Running out of Cash?
TLDR: Ok, not entirely yet but the big cash cushion the U.S. consumer built in the post-pandemic world is almost entirely gone. Gone. And if you’re the U.S. economy, this is akin to running low on jet fuel mid-air. Why?
In his blog, John Authers highlights some recent research from the Federal Reserve of San Francisco that basically argues the U.S. consumer has burned through much of the pandemic savings. Still a bit left - $500B or so - but it’s definitely on track to run out by year end.
Not as if the market really worried about that, though. Consumer discretionary stocks have outperformed their duller staples brethren by an astounding margin since the start of the year.
As Authers writes:
Retail sales growth can be charitably called anemic.

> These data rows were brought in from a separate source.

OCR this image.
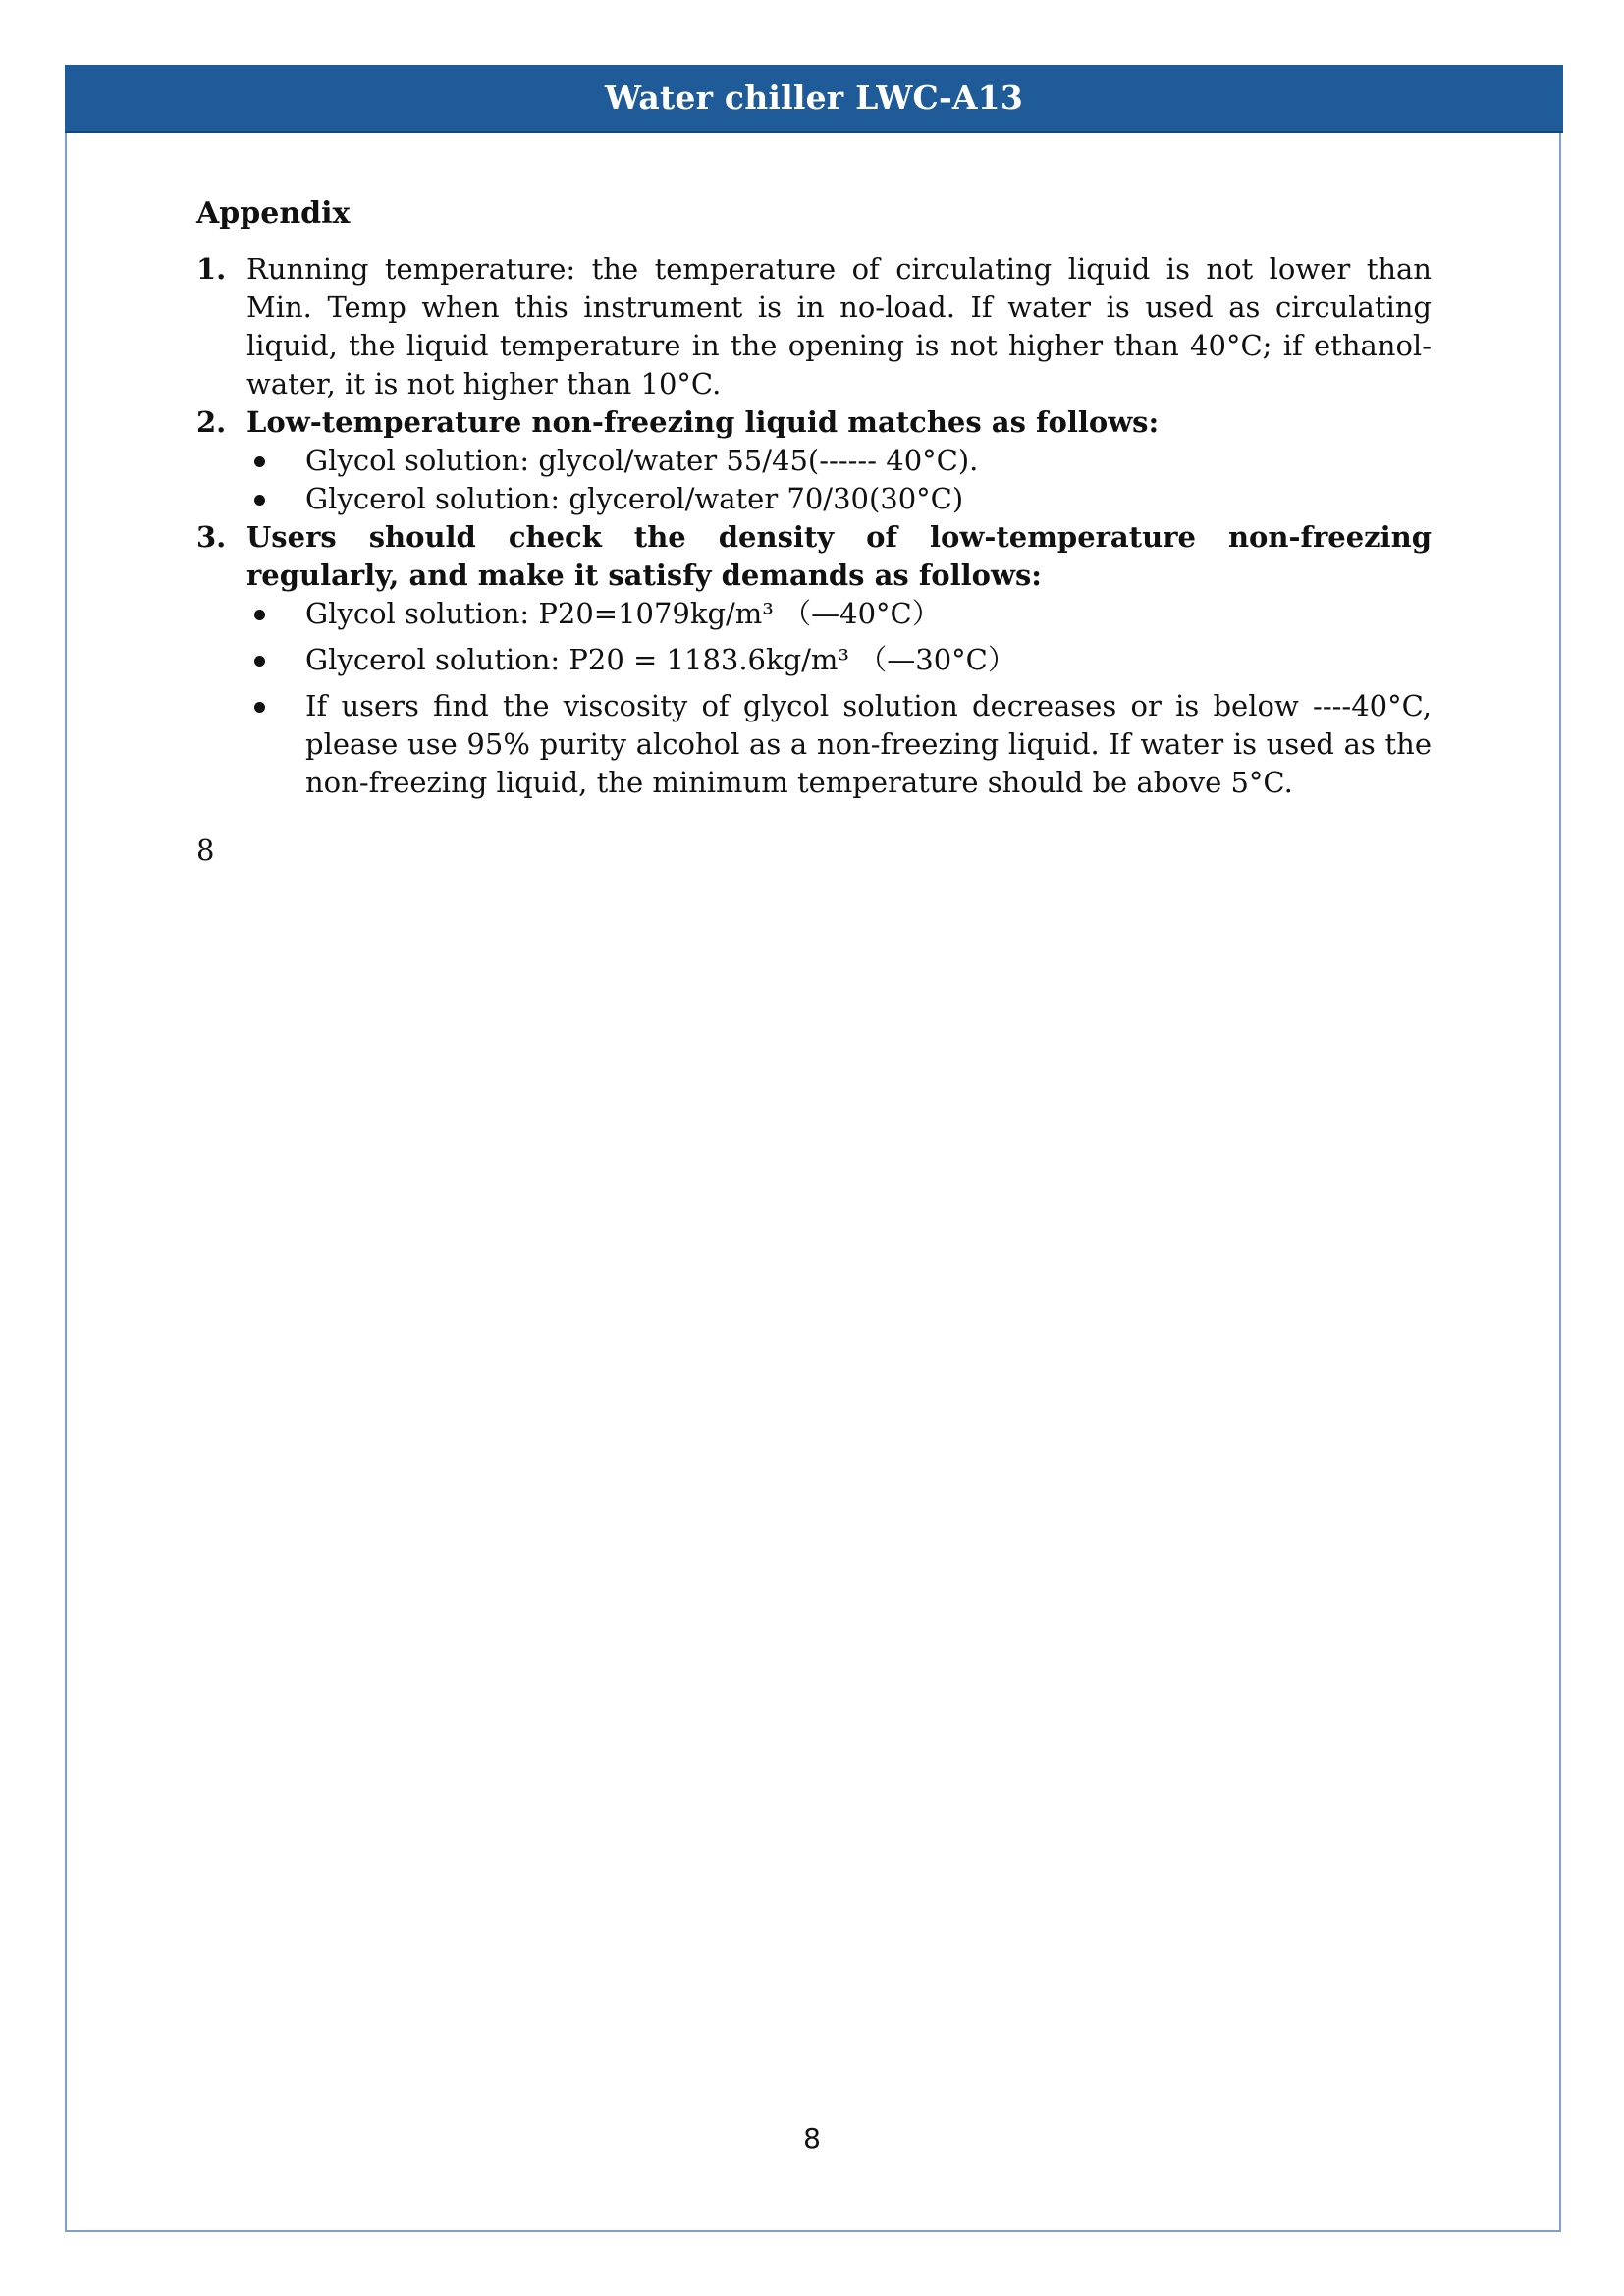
Water chiller LWC-A13
Appendix
1. Running temperature: the temperature of circulating liquid is not lower than Min. Temp when this instrument is in no-load. If water is used as circulating liquid, the liquid temperature in the opening is not higher than 40°C; if ethanol-water, it is not higher than 10°C.
2. Low-temperature non-freezing liquid matches as follows:
Glycol solution: glycol/water 55/45(------ 40°C).
Glycerol solution: glycerol/water 70/30(30°C)
3. Users should check the density of low-temperature non-freezing regularly, and make it satisfy demands as follows:
Glycol solution: P20=1079kg/m³ （—40°C）
Glycerol solution: P20 = 1183.6kg/m³ （—30°C）
If users find the viscosity of glycol solution decreases or is below ----40°C, please use 95% purity alcohol as a non-freezing liquid. If water is used as the non-freezing liquid, the minimum temperature should be above 5°C.
8
8
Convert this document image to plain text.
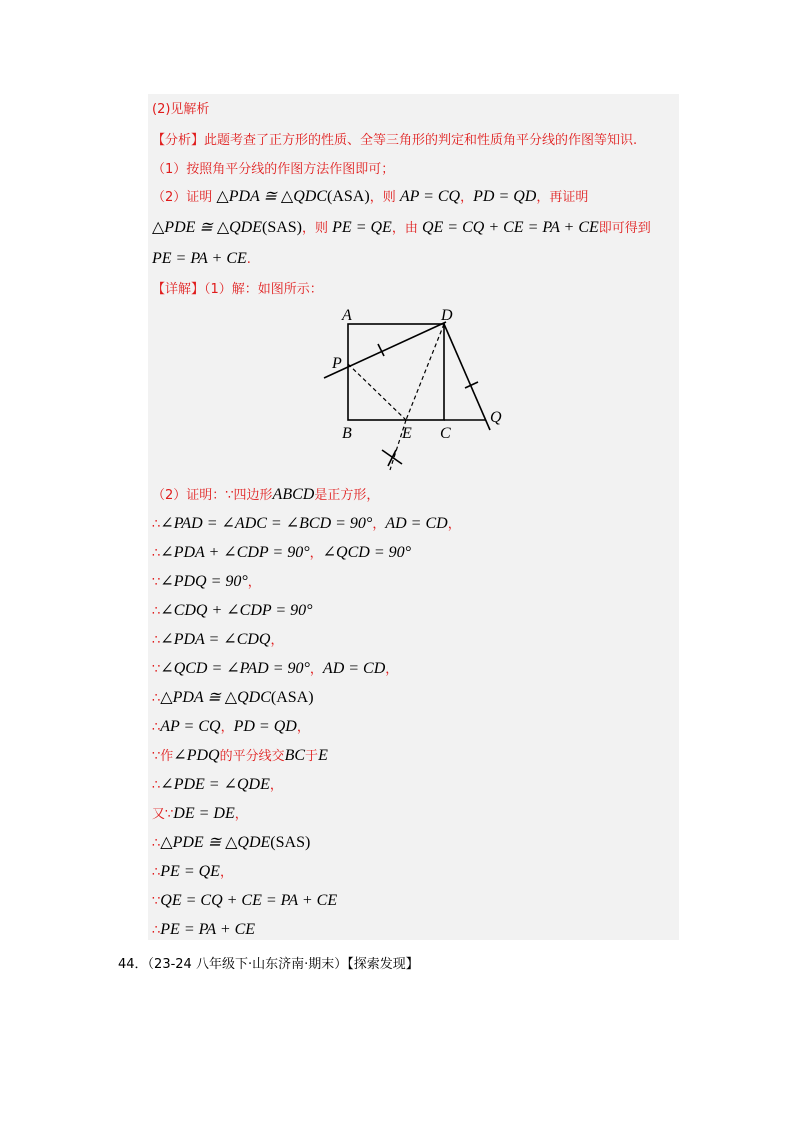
(2)见解析
【分析】此题考查了正方形的性质、全等三角形的判定和性质角平分线的作图等知识.
（1）按照角平分线的作图方法作图即可；
（2）证明 △PDA ≅ △QDC(ASA)，则 AP = CQ，PD = QD，再证明
△PDE ≅ △QDE(SAS)，则 PE = QE，由 QE = CQ + CE = PA + CE即可得到
PE = PA + CE.
【详解】（1）解：如图所示：
（2）证明：∵四边形ABCD是正方形，
∴∠PAD = ∠ADC = ∠BCD = 90°，AD = CD，
∴∠PDA + ∠CDP = 90°，∠QCD = 90°
∵∠PDQ = 90°，
∴∠CDQ + ∠CDP = 90°
∴∠PDA = ∠CDQ，
∵∠QCD = ∠PAD = 90°，AD = CD，
∴△PDA ≅ △QDC(ASA)
∴AP = CQ，PD = QD，
∵作∠PDQ的平分线交BC于E
∴∠PDE = ∠QDE，
又∵DE = DE，
∴△PDE ≅ △QDE(SAS)
∴PE = QE，
∵QE = CQ + CE = PA + CE
∴PE = PA + CE
A	D
P
B	E C
Q
44．（23-24 八年级下·山东济南·期末）【探索发现】
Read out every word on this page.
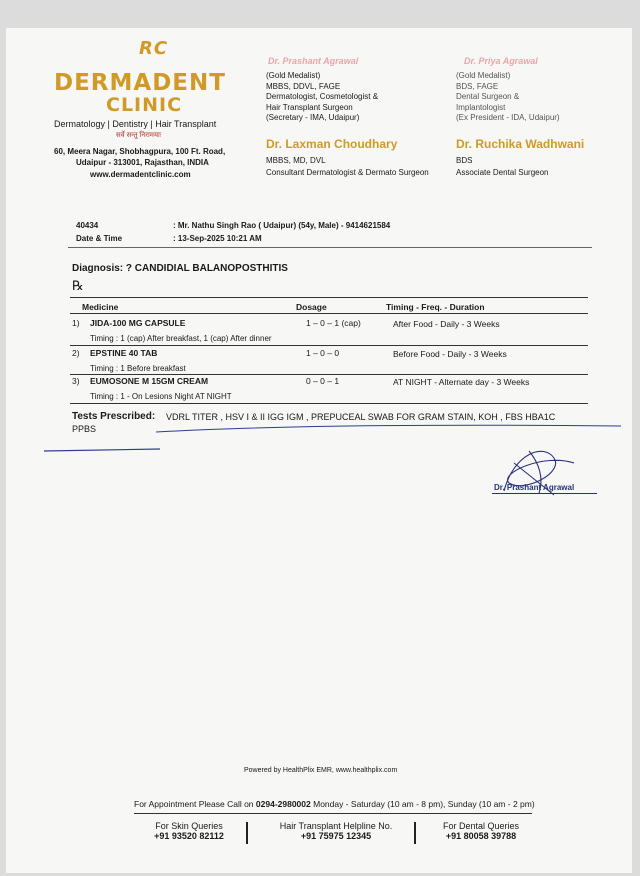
RC
DERMADENT
CLINIC
Dermatology | Dentistry | Hair Transplant
सर्वे सन्तु निरामयाः
60, Meera Nagar, Shobhagpura, 100 Ft. Road,
Udaipur - 313001, Rajasthan, INDIA
www.dermadentclinic.com
Dr. Prashant Agrawal
(Gold Medalist)
MBBS, DDVL, FAGE
Dermatologist, Cosmetologist &
Hair Transplant Surgeon
(Secretary - IMA, Udaipur)
Dr. Laxman Choudhary
MBBS, MD, DVL
Consultant Dermatologist & Dermato Surgeon
Dr. Priya Agrawal
(Gold Medalist)
BDS, FAGE
Dental Surgeon &
Implantologist
(Ex President - IDA, Udaipur)
Dr. Ruchika Wadhwani
BDS
Associate Dental Surgeon
40434	: Mr. Nathu Singh Rao ( Udaipur) (54y, Male) - 9414621584
Date & Time	: 13-Sep-2025 10:21 AM
Diagnosis: ? CANDIDIAL BALANOPOSTHITIS
℞
Medicine	Dosage	Timing - Freq. - Duration
1) JIDA-100 MG CAPSULE	1 – 0 – 1 (cap)	After Food - Daily - 3 Weeks
Timing : 1 (cap) After breakfast, 1 (cap) After dinner
2) EPSTINE 40 TAB	1 – 0 – 0	Before Food - Daily - 3 Weeks
Timing : 1 Before breakfast
3) EUMOSONE M 15GM CREAM	0 – 0 – 1	AT NIGHT - Alternate day - 3 Weeks
Timing : 1 - On Lesions Night AT NIGHT
Tests Prescribed: VDRL TITER , HSV I & II IGG IGM , PREPUCEAL SWAB FOR GRAM STAIN, KOH , FBS HBA1C
PPBS
Dr. Prashant Agrawal
Powered by HealthPlix EMR, www.healthplix.com
For Appointment Please Call on 0294-2980002 Monday - Saturday (10 am - 8 pm), Sunday (10 am - 2 pm)
For Skin Queries
+91 93520 82112
Hair Transplant Helpline No.
+91 75975 12345
For Dental Queries
+91 80058 39788
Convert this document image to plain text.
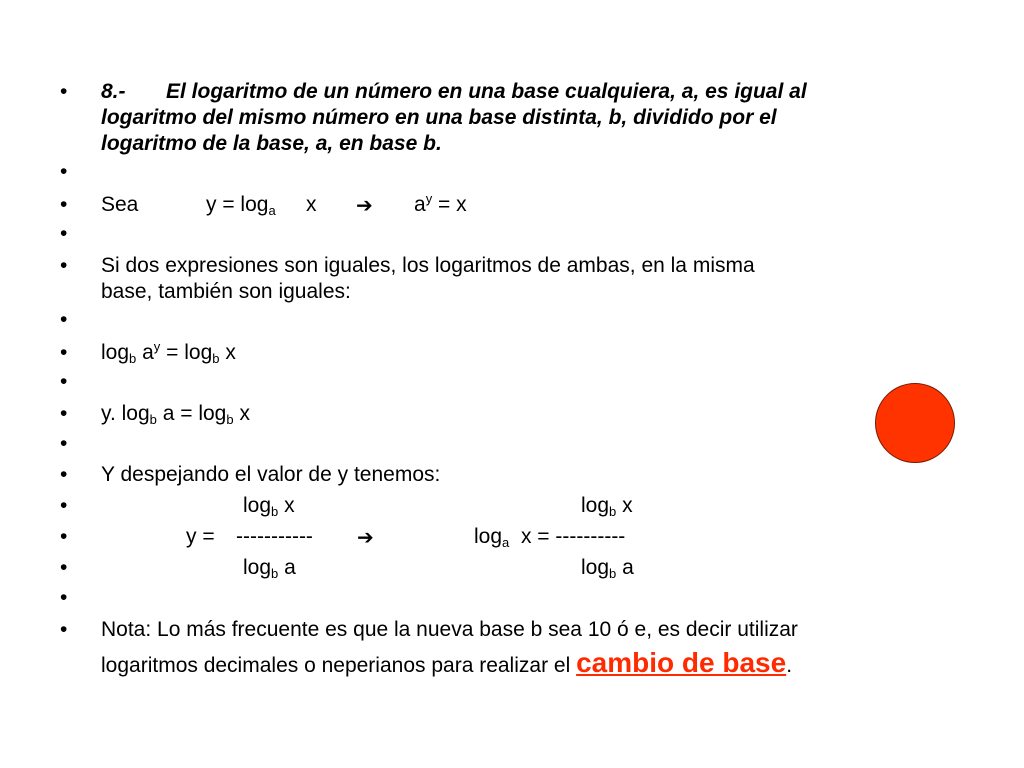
• 8.- El logaritmo de un número en una base cualquiera, a, es igual al
logaritmo del mismo número en una base distinta, b, dividido por el
logaritmo de la base, a, en base b.
•
• Sea	$y = \log_a x$ ➔ $a^y = x$
•
• Si dos expresiones son iguales, los logaritmos de ambas, en la misma
base, también son iguales:
•
• $\log_b a^y = \log_b x$
•
• y. $\log_b a = \log_b x$
•
• Y despejando el valor de y tenemos:
•	$\log_b x$	$\log_b x$
•	y = ----------- ➔	$\log_a x$ = ----------
•	$\log_b a$	$\log_b a$
•
• Nota: Lo más frecuente es que la nueva base b sea 10 ó e, es decir utilizar
logaritmos decimales o neperianos para realizar el cambio de base.
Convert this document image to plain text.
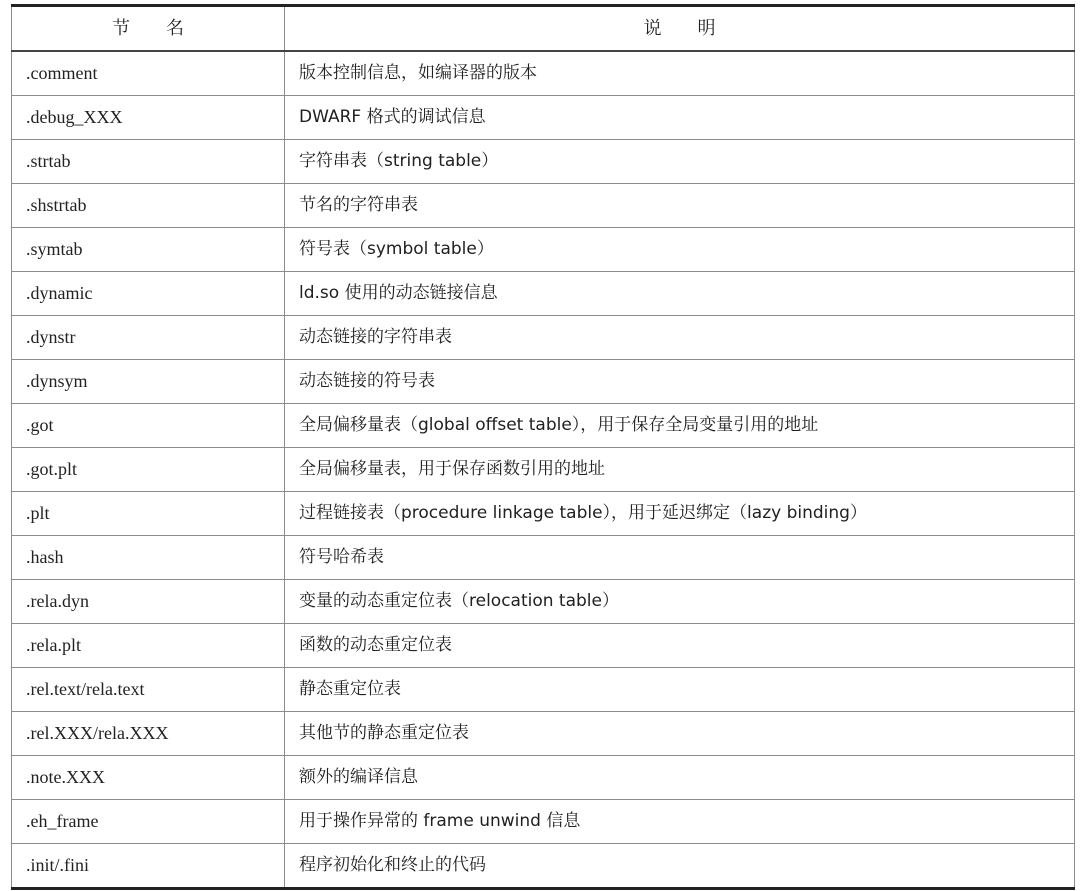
节　　名	说　　明
.comment	版本控制信息，如编译器的版本
.debug_XXX	DWARF 格式的调试信息
.strtab	字符串表（string table）
.shstrtab	节名的字符串表
.symtab	符号表（symbol table）
.dynamic	ld.so 使用的动态链接信息
.dynstr	动态链接的字符串表
.dynsym	动态链接的符号表
.got	全局偏移量表（global offset table），用于保存全局变量引用的地址
.got.plt	全局偏移量表，用于保存函数引用的地址
.plt	过程链接表（procedure linkage table），用于延迟绑定（lazy binding）
.hash	符号哈希表
.rela.dyn	变量的动态重定位表（relocation table）
.rela.plt	函数的动态重定位表
.rel.text/rela.text	静态重定位表
.rel.XXX/rela.XXX	其他节的静态重定位表
.note.XXX	额外的编译信息
.eh_frame	用于操作异常的 frame unwind 信息
.init/.fini	程序初始化和终止的代码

Orthodox surveys of consumer sentiment, such as the long-running polls run by the University of Michigan and by the Conference Board, agree that expectations have subsided since the start of the year. Consumers are still more hopeful than they were at the worst of 2022, but this doesn’t look like material for a rally. Indeed, the Michigan survey shows expectations almost as low as in the aftermath of the Lehman bankruptcy.
So what’s happening? What are markets seeing that the data is not showing (or what data are we missing)?
One big source of support is the labor market. Although it’s slowed from the peak, the monthly job creation remains very robust and wage growth and wage growth far above inflation.
Markets are implicitly betting inflation will come down faster than wage growth. Based on the recent data, they might be right.